Se, come dice il ministro del Tesoro Fabrizio Saccomanni, la crisi e’ peggio di quella del 1929, la polemica a distanza tra Angelino Alfano e Guglielmo Epifani sul ruolo da svolgere in Europa appare davvero autolesionistica. Trasmette infatti ancora una volta l’immagine di un Paese diviso anche quando e’ (apparentemente) unito, incapace di dare vita a una grosse koalition alla tedesca che produca risultati nel medio termine.
E’ stato Silvio Berlusconi a dare il via alle danze. Il suo invito ad ingaggiare un braccio di ferro con Angela Merkel per ottenere un allentamento dei vincoli del patto di stabilita’ e’ stato interpretato dalla segreteria del Pd come un modo di farsi propaganda a buon mercato, senza tenere nessun conto delle relazioni diplomatiche. In altre parole, come un tentativo di accumulare munizioni in vista di bel altri bracci di ferro sul piano interno. Eppure Epifani ammette che la battaglia del Cavaliere per una nuova politica espansiva da parte dell’Europa ha un fondamento: quando era premier e’ finito sconfitto nello scontro con Berlino, ma naturalmente il contesto era ben diverso. Oggi, osserva Alfano, sarebbe possibile creare un asse con Hollande e Rajoy e forse con lo stesso Cameron mettendo in seria difficolta’ la Germania. Invece le proposte berlusconiane vengono sempre interpretate ‘in malafede’ dalla sinistra, forse perche’ – commenta Mariastella Gelmini – bisogna distrarre l’attenzione dalle difficolta’ interne del Pd.
Tralasciando per un momento il merito della polemica, bisogna chiedersi come si possa immaginare di mandare avanti per almeno diciotto mesi il governo su basi di questo tipo. La diffidenza reciproca e’ palpabile, e soprattutto e’ altissimo il rischio che il gioco sfugga improvvisamente di mano, magari per motivi di poco conto.
Non a caso Alfano avverte che il gioco delle opposizioni e’ proprio quello di provocare una reazione del Pd su un qualsiasi tema, dalla giustizia all’economia. Pero’ bisogna riconoscere che la rigidita’ dell’ala dura del Pdl non agevola in nessun modo il compito degli alleati.
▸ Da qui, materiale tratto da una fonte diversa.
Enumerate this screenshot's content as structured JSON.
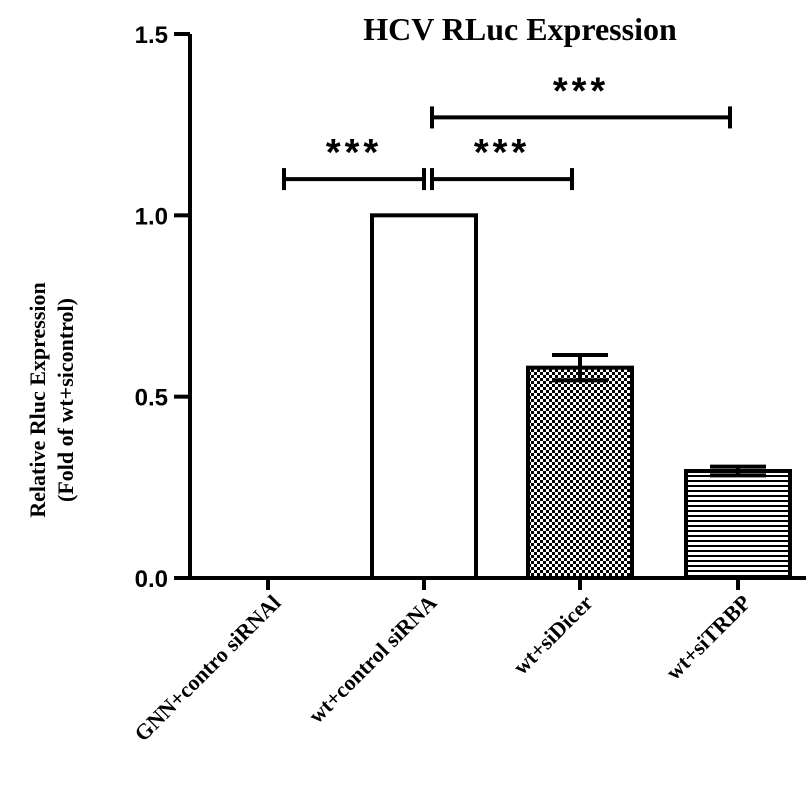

Cio’ forse spiega il singolare modo di procedere del premier e dei suoi ministri: tanti ‘cronoprogrammi’, tanti accordi sul metodo di lavoro, ma pochi contenuti. Basti pensare all’infinita polemica sul presidenzialismo (che piace, secondo i sondaggi, alla maggioranza degli italiani): uno scontro virtuale, senza che esista nemmeno una bozza su cui ‘lavorare col cacciavite’ come dice Letta. Ma uno scontro capace di bloccare tutto ancora prima di cominciare.
Si vedra’ ben presto se il modo di procedere del governo, pubblicamente lodato da Alfano, produrra’ qualche risultato pratico: e’ vicino il vertice europeo di Roma sul lavoro che dovra’ preparare il Consiglio Ue di fine mese. Qui ci si attendono risultati con il sostegno di Berlino. Poi dovranno essere messe in campo le misure di rilancio dell’economia, ma su questo terreno si e’ ancora all’astrazione delle macrocifre. L’impressione e’ che esista per la maggioranza un cammino parallelo di stabilizzazione, sotterraneo ma non per questo meno urgente: un cammino che riguarda il futuro del Pd. Se Letta riuscira’ a raggiungere un’intesa con Matteo Renzi sul partito in vista del congresso, si aprira’ con ogni probabilita’ una nuova fase nelle larghe intese perche’ il Pd avra’ bisogno di calma per preparare la successione ad Epifani. In caso contrario le fibrillazioni potrebbero far esplodere tutto. Ma e’ anche vero che le larghe intese non sembrano avere piu’ reali alternative da quando il Movimento 5 Stelle e’ entrato in crisi. Per la prima volta due deputati lo hanno abbandonato: il malessere e’ diffuso e induce Beppe Grillo ad alzare continuamente la posta. Il suo attacco al Parlamento, definito una scatola vuota che non serve a nulla, con toni non molto distanti da quelli celebri di Mussolini, ha suscitato un’ondata di indignazione e la ferma condanna della presidente della Camera Laura Boldrini la quale accusa Grillo di voler colpire la democrazia. E’ l’inizio di un nuovo capitolo?